Artistas sertanejos precisam parar de preguiça e valorizar podcast’s do segmento

Tem gente indo em podcast rezar na madrugada, mas não vai contar sua própria história em programas que valorizam a música que cantam;

(Foto: Batista Lima no Nordecast, uma das melhores entrevistas do forró nos últimos tempos)

O cenário dos podcast’s no Brasil cresceu absurdamente da pandemia pra cá, se tornando um dos principais meios para artistas contarem suas histórias e se aproximarem do público. No entanto, no sertanejo, tem acontecido algo curioso: vários cantores evitam os podcasts do próprio segmento. Quando surge um convite para falar sobre a carreira, sobre a cena sertaneja ou até relembrar histórias dos bastidores, muitos simplesmente não vão. Enrolam, dão desculpas e, quando aceitam, desmarcam em cima da hora. Mas esses mesmos artistas não têm problema nenhum em aparecer em podcast’s de outros nichos, onde a pauta quase nunca envolve música sertaneja e o entrevistador nem ouve seus projetos para saber do que está falando.

É comum ver cantores sertanejos indo em podcast’s de nicho até mesmo religioso, de comédia, de desenvolvimento pessoal ou até de futebol – FUTEBOL. Eles falam sobre fé, sobre crescimento profissional, sobre desafios da vida, mas evitam contar sua trajetória no sertanejo quando têm a chance de fazer isso em um espaço que realmente entende do assunto. Parece que falar sobre a própria história no meio onde construíram suas carreiras virou algo desconfortável para alguns. E quando são perguntados de alguns assuntos da carreira, evitam se aprofundar com medo de cancelamento na internet, dependendo do motivo.
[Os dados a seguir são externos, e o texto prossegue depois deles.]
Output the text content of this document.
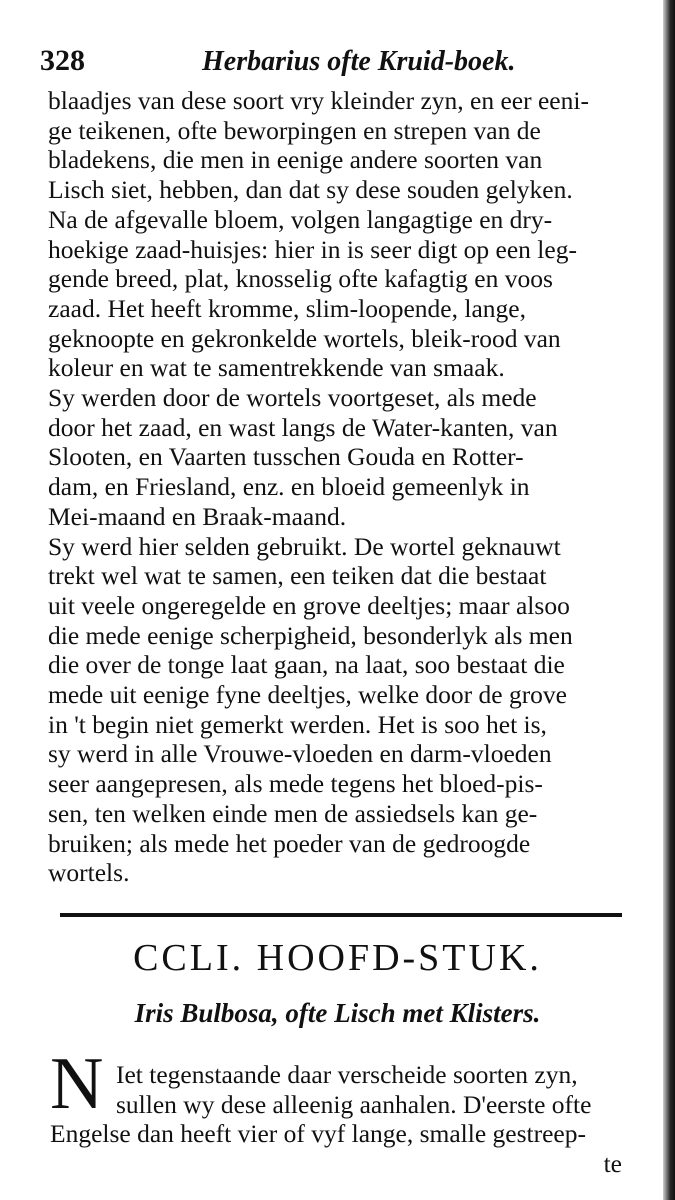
328	Herbarius ofte Kruid-boek.
blaadjes van dese soort vry kleinder zyn, en eer eeni-
ge teikenen, ofte beworpingen en strepen van de
bladekens, die men in eenige andere soorten van
Lisch siet, hebben, dan dat sy dese souden gelyken.
Na de afgevalle bloem, volgen langagtige en dry-
hoekige zaad-huisjes: hier in is seer digt op een leg-
gende breed, plat, knosselig ofte kafagtig en voos
zaad. Het heeft kromme, slim-loopende, lange,
geknoopte en gekronkelde wortels, bleik-rood van
koleur en wat te samentrekkende van smaak.
Sy werden door de wortels voortgeset, als mede
door het zaad, en wast langs de Water-kanten, van
Slooten, en Vaarten tusschen Gouda en Rotter-
dam, en Friesland, enz. en bloeid gemeenlyk in
Mei-maand en Braak-maand.
Sy werd hier selden gebruikt. De wortel geknauwt
trekt wel wat te samen, een teiken dat die bestaat
uit veele ongeregelde en grove deeltjes; maar alsoo
die mede eenige scherpigheid, besonderlyk als men
die over de tonge laat gaan, na laat, soo bestaat die
mede uit eenige fyne deeltjes, welke door de grove
in 't begin niet gemerkt werden. Het is soo het is,
sy werd in alle Vrouwe-vloeden en darm-vloeden
seer aangepresen, als mede tegens het bloed-pis-
sen, ten welken einde men de assiedsels kan ge-
bruiken; als mede het poeder van de gedroogde
wortels.
CCLI. HOOFD-STUK.
Iris Bulbosa, ofte Lisch met Klisters.
N Iet tegenstaande daar verscheide soorten zyn,
sullen wy dese alleenig aanhalen. D'eerste ofte
Engelse dan heeft vier of vyf lange, smalle gestreep-
te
Enquanto isso, no forró, a situação é completamente diferente. Os artistas do gênero não só participam de todos os podcast’s relevantes do Nordeste como também falam tudo o que pensam, sem rodeios. Em algumas entrevistas, eles chegam a olhar diretamente para a câmera e mandar recado para outras pessoas do meio, sem medo da repercussão. Eles entendem a importância de fortalecer a própria cena e manter o público engajado, sem fugir de conversas difíceis ou polêmicas. Recentemente, no mesmo podcast citado acima, um ex-empresário do cantoe Felipão, do Forró Moral, descascou o cantor ao ser entrevistado. Passou uns dias, o artista foi em um podcast concorrente e o respondeu. Quem ganhou com isso? O público, os envolvidos na discussão, os dois podcast’s e o segmento que teve assunto para falar a semana toda.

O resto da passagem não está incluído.